I was a teacher at a couple of local schools. Like all of the other volunteers, I had no teaching experience or knowledge, so I don't think that I accomplished much. A lot of people volunteered at orphanages, which was fun for them-- after all, everybody loves to play with cute kids, and when you see all those smiling faces, it's hard to think that you're NOT making a difference (if nothing else, you'll get a saint like facebook profile picture out of it). But little kids form bonds extremely quickly. So when they go through their early development constantly forming bonds with people who show up for a couple of weeks and then leave forever, severing those bonds, that actually seems kind of . . . bad for them.

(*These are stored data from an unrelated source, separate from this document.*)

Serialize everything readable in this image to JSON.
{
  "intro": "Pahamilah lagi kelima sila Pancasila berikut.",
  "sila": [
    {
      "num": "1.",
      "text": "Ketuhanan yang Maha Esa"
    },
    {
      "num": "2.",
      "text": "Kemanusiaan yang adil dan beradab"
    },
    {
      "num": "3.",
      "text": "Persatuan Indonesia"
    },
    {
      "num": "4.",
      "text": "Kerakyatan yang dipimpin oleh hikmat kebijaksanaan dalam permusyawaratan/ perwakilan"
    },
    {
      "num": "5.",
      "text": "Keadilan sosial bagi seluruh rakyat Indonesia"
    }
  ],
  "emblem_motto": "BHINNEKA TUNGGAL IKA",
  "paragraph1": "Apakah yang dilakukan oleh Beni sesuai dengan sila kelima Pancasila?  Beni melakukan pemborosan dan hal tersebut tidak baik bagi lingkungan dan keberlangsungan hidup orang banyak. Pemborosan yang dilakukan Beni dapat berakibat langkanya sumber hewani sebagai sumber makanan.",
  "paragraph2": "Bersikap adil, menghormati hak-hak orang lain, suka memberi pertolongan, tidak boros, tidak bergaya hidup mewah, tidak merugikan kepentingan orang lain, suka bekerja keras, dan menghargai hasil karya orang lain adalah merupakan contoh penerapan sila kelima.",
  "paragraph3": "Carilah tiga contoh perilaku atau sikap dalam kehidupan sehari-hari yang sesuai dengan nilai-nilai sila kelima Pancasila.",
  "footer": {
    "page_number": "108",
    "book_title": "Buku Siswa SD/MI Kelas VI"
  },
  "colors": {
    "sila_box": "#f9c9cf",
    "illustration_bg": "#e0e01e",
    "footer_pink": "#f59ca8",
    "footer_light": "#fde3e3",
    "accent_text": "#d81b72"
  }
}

But doesn't CCS advertise on their site that they consult local organizations to find out where volunteers are needed? Yes, but . . . here's the thing: I spent two years in the Peace Corps, and what I found is that for a lot of organizations in developing countries, white people are--sadly-- a symbol of prestige. There aren't many organizations that are going to say no to white people being associated with them. A friend of mine who taught some English in South Korea put it this way: "Most places just want a white face in front of the room." The big difference between the Peace Corps and CCS, is that in the Peace Corps you learn some of the language (the idea of meaningful language learning in a few weeks-- like CCS advertises-- is a joke), and you have two years to figure out which of your assumptions are true and false, and gravitate toward the more meaningful work. CCS is limited to only organizations in which they can plug in many volunteers who don't speak the language, don't have any training, and will be there for twelve weeks at the most, and in most cases much fewer.
The fact is that a lot of volunteers are there to party. In my program, volunteers spent most of their evenings watching Sex and the City in the CCS house, and their weekends partying on the beach. In fairness, I was participating in the Trang program in southern Thailand, which seems to have been discontinued. But it's also hard to imagine that the culture in other programs is that much different, when most of them are intentionally near prime tourism spots. There are a few good things about CCS-- the staff are dedicated, and you will enjoy your weekend travels. But I don't know that those things outweigh your dubious non-impact/ possible negative impact. Just think about it. You could do a heck of a lot of responsible tourism for the amount that you'd spend on CCS.